Tweddle will make her final bid for an Olympic medal in Monday's uneven bars final, the day after Beijing bronze medallist Louis Smith mounts his challenge for glory on the pommel horse.
The British men's five made history on Monday night when they won the first Olympic team medal in a century but Korbut, who claimed four golds in the 1972 Munich Games, believes this is only the beginning for the sport in this country.
Tweddle faces stiff competition from world uneven bars champion Viktoria Komova, reigning Olympic champion He Kexin of China and newly crowned individual all-around champion, Gabrielle Douglas of the United States, but Korbut has backed her to win her first Olympic title.
"Beth Tweddle is not at an Olympics for the first time and she will beat Viktoria Komova," Korbut told Press Association Sport.
"I do not hope she will win, I know she will win.
"She has big potential. She is very competitive and has a lot of experience.
"I don't think she is so much better but she has something. I like her."
Former Soviet Union gymnast Korbut shot to fame 40 years ago at the Munich Games where she revolutionised gymnastics, introducing new complex moves on beam and bars, known as the "Korbut Flip", and prompting renewed worldwide interest in the sport.
The 57-year-old, who was nicknamed the "Sparrow from Minsk" during her Olympic heyday, believes the achievements of the British gymnastics team, especially the men, will help to revolutionise the sport in this country.

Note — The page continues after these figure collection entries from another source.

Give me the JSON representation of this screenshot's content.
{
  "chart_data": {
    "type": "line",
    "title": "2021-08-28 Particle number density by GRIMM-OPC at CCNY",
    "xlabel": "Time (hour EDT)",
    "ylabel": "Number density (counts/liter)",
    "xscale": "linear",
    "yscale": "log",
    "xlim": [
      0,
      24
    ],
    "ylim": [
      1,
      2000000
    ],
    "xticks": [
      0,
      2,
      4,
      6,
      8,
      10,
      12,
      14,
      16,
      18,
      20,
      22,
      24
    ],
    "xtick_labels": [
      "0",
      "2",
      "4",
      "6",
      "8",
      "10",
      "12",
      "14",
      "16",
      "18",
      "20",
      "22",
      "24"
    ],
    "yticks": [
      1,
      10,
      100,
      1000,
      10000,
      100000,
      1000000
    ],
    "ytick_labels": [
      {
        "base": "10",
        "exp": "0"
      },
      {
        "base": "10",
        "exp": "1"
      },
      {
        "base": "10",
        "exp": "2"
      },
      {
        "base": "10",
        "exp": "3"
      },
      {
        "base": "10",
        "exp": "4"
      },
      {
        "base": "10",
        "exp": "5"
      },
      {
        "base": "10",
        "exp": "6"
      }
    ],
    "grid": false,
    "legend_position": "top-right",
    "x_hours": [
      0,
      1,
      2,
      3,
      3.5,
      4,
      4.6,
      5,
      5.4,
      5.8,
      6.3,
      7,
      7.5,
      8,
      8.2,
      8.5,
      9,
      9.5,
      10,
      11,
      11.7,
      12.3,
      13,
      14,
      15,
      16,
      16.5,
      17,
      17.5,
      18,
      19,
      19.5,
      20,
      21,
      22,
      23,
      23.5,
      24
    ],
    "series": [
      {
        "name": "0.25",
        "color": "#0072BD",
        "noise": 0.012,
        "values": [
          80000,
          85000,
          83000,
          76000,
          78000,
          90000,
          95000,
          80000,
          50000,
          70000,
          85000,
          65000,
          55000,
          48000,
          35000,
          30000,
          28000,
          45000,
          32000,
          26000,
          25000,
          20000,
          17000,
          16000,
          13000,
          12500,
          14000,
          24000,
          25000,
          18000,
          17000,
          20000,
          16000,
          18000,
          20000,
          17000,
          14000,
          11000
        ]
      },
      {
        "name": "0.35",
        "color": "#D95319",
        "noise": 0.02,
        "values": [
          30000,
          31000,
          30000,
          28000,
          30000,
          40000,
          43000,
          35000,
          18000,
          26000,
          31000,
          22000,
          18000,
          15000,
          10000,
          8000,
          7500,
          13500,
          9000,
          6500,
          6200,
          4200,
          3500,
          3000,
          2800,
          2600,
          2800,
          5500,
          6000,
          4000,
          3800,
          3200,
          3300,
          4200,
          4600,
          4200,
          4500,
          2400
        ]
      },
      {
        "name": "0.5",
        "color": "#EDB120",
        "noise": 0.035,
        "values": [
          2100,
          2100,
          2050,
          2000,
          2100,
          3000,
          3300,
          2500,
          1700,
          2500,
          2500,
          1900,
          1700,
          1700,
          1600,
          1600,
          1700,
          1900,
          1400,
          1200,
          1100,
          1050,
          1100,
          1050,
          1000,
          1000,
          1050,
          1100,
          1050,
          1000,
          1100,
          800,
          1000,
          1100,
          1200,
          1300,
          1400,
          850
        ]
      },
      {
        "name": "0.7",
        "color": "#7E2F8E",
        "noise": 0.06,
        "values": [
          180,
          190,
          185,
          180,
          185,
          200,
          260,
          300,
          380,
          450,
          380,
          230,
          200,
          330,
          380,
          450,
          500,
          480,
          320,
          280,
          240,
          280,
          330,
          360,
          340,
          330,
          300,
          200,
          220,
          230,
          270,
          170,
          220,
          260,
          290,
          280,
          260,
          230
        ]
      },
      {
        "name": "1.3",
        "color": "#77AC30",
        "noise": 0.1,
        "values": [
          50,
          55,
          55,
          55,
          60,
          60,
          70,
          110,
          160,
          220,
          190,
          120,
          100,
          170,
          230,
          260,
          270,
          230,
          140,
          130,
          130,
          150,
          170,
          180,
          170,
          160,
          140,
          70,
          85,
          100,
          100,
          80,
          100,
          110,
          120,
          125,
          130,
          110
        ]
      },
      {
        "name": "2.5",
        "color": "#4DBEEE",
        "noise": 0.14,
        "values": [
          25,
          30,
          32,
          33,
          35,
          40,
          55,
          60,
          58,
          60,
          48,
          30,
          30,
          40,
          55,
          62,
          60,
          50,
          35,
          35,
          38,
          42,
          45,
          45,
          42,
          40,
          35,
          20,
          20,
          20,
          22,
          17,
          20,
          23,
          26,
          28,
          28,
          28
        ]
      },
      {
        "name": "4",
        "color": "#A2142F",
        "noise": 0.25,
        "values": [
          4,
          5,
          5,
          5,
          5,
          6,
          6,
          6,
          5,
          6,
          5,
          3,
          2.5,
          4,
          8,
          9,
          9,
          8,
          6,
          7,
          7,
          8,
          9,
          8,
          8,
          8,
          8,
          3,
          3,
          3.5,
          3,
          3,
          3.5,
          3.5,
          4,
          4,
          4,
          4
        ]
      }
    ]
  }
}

"I think the British men can do for gymnastics in this country what I did in 1972," Korbut said.
"They are tremendous. What they are doing now is making the impossible, possible.
"Look at them, the men and women. Hello - very good.
"They will bring more men to gymnastics which means you can choose more.
"This Olympic Games is just the beginning for British gymnastics. You will see."